O forse di un milione di minuscole attese.

Vorrei che le parole non avessero tanta bellezza quando le porti in corpo e così poco valore quando vengono fuori.

Ogni tanto mi ritrovo con lo sguardo lontano dal mondo, a pensare a te.

Ricordi quando eravamo ragazzini e avevamo appuntamento fisso al parco?

Non smetto mai di sorridere quando ripenso a quella volta che mi dicesti che ti piacevo ed io imbarazzatissima cercai di cambiare subito argomento. Avevo rese povere quelle due parole che ti scaldano l’anima.

Non ne parlammo mai più, ma restammo grandi amici.

Ora non sono più quella ragazzina o magari la nascondo bene sotto questo strato di pelle.

Adesso sono una donna forte perché debbo esserlo.

Ma il mio cuore, a volte, lontano da occhi indiscreti, trema ancora.

Ho visto Nicole, di recente.

Continua a chiedermi di te ogni volta che c’incontriamo ed io vorrei dirle che finalmente ti sei fatto vivo, che andrà tutto bene e che tu tornerai presto da lei.

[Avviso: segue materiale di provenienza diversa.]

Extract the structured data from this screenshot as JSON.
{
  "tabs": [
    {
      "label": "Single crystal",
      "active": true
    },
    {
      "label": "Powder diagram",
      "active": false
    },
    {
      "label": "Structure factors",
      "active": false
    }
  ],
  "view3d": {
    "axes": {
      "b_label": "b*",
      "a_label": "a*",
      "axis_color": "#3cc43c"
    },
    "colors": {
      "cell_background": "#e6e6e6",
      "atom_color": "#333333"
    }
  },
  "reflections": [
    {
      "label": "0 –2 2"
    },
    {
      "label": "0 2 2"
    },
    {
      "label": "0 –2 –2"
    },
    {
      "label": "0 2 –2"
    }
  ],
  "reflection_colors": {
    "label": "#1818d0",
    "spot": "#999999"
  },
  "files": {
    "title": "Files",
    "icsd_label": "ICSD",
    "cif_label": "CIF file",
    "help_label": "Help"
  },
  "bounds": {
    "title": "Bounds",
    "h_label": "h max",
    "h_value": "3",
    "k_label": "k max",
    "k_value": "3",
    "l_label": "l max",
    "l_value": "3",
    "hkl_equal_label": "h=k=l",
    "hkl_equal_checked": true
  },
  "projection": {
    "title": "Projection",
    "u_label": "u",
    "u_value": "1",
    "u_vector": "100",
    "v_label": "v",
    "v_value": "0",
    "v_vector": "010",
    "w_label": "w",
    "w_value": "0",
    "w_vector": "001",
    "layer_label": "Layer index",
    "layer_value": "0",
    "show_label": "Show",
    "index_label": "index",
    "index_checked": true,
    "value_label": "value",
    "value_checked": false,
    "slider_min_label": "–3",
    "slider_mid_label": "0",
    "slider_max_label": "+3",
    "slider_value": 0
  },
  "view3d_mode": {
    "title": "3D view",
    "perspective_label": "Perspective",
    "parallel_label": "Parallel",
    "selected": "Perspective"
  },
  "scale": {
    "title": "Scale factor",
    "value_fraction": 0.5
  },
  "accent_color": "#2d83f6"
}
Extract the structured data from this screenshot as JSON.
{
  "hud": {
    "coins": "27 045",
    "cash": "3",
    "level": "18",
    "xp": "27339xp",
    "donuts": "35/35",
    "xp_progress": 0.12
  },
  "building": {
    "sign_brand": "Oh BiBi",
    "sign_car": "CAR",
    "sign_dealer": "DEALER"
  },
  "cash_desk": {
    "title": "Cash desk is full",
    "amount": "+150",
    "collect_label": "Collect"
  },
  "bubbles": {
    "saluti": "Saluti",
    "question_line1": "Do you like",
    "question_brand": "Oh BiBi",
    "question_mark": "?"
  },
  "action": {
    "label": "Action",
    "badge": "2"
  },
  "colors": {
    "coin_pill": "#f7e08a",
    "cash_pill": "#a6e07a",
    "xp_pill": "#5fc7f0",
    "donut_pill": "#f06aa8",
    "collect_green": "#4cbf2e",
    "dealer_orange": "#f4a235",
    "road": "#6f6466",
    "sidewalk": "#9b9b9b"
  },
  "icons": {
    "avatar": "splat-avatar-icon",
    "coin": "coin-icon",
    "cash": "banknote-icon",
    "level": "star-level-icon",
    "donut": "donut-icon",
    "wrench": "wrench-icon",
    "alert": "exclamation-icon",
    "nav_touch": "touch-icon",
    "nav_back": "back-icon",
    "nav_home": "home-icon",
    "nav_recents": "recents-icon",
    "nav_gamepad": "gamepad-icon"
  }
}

La verità è che le dico soltanto di farsi forza perché ogni volta che ci penso non mi vengono le lacrime agli occhi, mi sento mancare l’aria.

E parte un dolore dentro di me, un dolore assordante.

Come se milioni di piccole lucciole tirassero la mia anima e volessero strapparla in mille pezzettini.

Così mi limito ad abbracciarla e le ricordo di farsi forza.

Anche se non sono certa che questo lo stia ricordando sempre e soltanto a lei, forse ogni tanto lo dico pure a me stessa.

Fatti forza.

Se adesso fossi qui a leggere questa lettera, saresti già scoppiato a ridere e mi diresti che sono sempre troppo drammatica.

Sempre pronta a sentire amplificata ogni cosa, come se un tuono attraversasse i miei timpani prima di precipitare al suolo.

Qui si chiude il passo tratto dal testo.